Policy Study

Maine Ranks 25th in the Nation in Highway Performance and Cost-Effectiveness

Maine’s best rankings are in urban fatality rate, urban Interstate pavement condition, and administrative disbursements per mile.

Maine’s highway system ranks 25th in the nation in overall cost-effectiveness and condition, according to the Annual Highway Report by Reason Foundation. This is a 21-spot decline from the previous report, where Maine ranked 4th overall, as the state saw a decline in rural pavement condition and an increase in congestion. Maine’s previous ranking (using 2016 data) may have been an aberration as several years ago it ranked 23rd (using 2015 data).
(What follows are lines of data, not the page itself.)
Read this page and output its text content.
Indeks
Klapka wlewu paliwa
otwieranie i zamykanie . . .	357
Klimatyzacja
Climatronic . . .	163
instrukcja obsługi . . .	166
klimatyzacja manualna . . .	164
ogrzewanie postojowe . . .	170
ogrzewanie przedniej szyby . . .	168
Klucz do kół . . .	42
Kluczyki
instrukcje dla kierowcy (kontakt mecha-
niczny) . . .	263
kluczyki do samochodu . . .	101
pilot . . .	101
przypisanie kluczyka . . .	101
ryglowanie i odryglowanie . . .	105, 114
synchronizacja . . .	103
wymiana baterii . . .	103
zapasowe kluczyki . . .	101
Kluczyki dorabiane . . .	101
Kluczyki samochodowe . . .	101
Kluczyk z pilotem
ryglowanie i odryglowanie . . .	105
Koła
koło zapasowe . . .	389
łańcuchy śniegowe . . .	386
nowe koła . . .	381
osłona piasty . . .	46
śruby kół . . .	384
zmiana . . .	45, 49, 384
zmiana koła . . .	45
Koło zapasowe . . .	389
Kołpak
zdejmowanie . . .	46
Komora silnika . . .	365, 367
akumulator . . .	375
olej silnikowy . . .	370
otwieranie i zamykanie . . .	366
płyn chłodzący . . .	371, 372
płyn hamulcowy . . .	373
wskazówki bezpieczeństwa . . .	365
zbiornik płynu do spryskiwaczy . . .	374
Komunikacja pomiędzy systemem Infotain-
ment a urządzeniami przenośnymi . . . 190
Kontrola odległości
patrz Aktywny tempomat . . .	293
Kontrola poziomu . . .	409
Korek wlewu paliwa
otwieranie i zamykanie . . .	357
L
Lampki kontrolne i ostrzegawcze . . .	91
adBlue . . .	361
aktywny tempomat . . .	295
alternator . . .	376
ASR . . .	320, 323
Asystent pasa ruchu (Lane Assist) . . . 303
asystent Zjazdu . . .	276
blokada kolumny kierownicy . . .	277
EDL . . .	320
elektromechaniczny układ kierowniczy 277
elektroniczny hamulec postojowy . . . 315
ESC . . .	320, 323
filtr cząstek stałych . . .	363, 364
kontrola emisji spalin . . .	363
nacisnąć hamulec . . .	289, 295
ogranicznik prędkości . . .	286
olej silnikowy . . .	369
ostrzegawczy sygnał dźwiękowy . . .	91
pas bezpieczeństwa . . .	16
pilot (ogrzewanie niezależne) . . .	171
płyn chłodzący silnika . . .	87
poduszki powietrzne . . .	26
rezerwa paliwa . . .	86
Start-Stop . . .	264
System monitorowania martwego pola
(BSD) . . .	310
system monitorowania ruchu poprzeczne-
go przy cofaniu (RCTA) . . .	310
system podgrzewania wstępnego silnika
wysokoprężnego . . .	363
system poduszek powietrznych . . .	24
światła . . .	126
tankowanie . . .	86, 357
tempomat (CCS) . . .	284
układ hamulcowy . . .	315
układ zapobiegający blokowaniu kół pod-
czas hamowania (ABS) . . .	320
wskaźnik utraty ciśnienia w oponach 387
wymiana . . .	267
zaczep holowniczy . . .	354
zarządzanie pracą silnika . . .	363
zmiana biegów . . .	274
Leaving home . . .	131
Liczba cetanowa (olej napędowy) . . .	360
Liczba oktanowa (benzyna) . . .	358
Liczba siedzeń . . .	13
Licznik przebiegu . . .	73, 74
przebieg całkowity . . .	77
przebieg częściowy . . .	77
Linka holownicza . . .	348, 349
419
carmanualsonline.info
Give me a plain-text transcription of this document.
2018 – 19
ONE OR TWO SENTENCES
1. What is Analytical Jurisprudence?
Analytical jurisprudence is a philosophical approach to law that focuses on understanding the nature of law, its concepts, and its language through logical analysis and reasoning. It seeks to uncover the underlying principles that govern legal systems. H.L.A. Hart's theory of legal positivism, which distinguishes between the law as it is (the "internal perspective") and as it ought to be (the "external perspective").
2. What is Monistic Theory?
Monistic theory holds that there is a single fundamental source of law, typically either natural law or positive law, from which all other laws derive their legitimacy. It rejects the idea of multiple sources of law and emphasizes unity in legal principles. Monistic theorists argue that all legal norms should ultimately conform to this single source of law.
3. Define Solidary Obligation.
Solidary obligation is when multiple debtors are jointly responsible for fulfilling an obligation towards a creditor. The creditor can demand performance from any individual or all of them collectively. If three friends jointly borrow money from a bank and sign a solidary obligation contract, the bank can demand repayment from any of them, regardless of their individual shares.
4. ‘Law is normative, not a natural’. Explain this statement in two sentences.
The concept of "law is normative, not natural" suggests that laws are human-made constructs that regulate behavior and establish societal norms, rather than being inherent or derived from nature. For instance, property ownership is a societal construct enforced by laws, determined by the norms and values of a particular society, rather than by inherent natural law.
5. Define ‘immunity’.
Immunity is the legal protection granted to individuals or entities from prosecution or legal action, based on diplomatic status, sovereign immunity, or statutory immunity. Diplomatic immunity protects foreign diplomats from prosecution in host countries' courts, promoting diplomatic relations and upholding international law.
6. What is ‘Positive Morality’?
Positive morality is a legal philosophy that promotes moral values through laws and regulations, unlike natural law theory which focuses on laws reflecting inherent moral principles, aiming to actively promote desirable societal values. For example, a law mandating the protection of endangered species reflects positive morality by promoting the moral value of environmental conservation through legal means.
In safety and performance categories, Maine ranks 11th in overall fatality rate, 45th in structurally deficient bridges, 33rd in traffic congestion, 4th in urban Interstate pavement condition, and 28th in rural Interstate pavement condition.

On spending, Maine ranks 24th in total spending per mile and 20th in capital and bridge costs per mile.

“To improve in the rankings, Maine needs to reduce its percentage of structurally deficient bridges and improve its rural arterial pavement condition. Maine is in the bottom 10 for both categories. Compared to nearby states, the report finds Maine’s overall highway performance is better than Connecticut (ranks 35th), New York (ranks 44th), and Massachusetts (ranks 47th),” said Baruch Feigenbaum, lead author of the Annual Highway Report and senior managing director of transportation policy at Reason Foundation. “Maine is doing better than comparable states like New Hampshire (ranks 29th) and Vermont (ranks 30th).”

Maine’s best rankings are urban fatality rate (1st) and urban Interstate pavement condition (4th).

Maine’s worst rankings are in rural arterial pavement condition (47th) and structurally deficient bridges (45th).

Maine’s state-controlled highway mileage makes it the 36th largest highway system in the country.

Reason Foundation’s Annual Highway Report measures the condition and cost-effectiveness of state-controlled highways in 13 categories, including pavement condition, traffic congestion, structurally deficient bridges, traffic fatalities, and spending (capital, maintenance, administrative, overall) per mile.

The Annual Highway Report is based on spending and performance data submitted by state highway agencies to the federal government for 2018 as well as urban congestion data from INRIX and bridge condition data from the Better Roads inventory for 2019.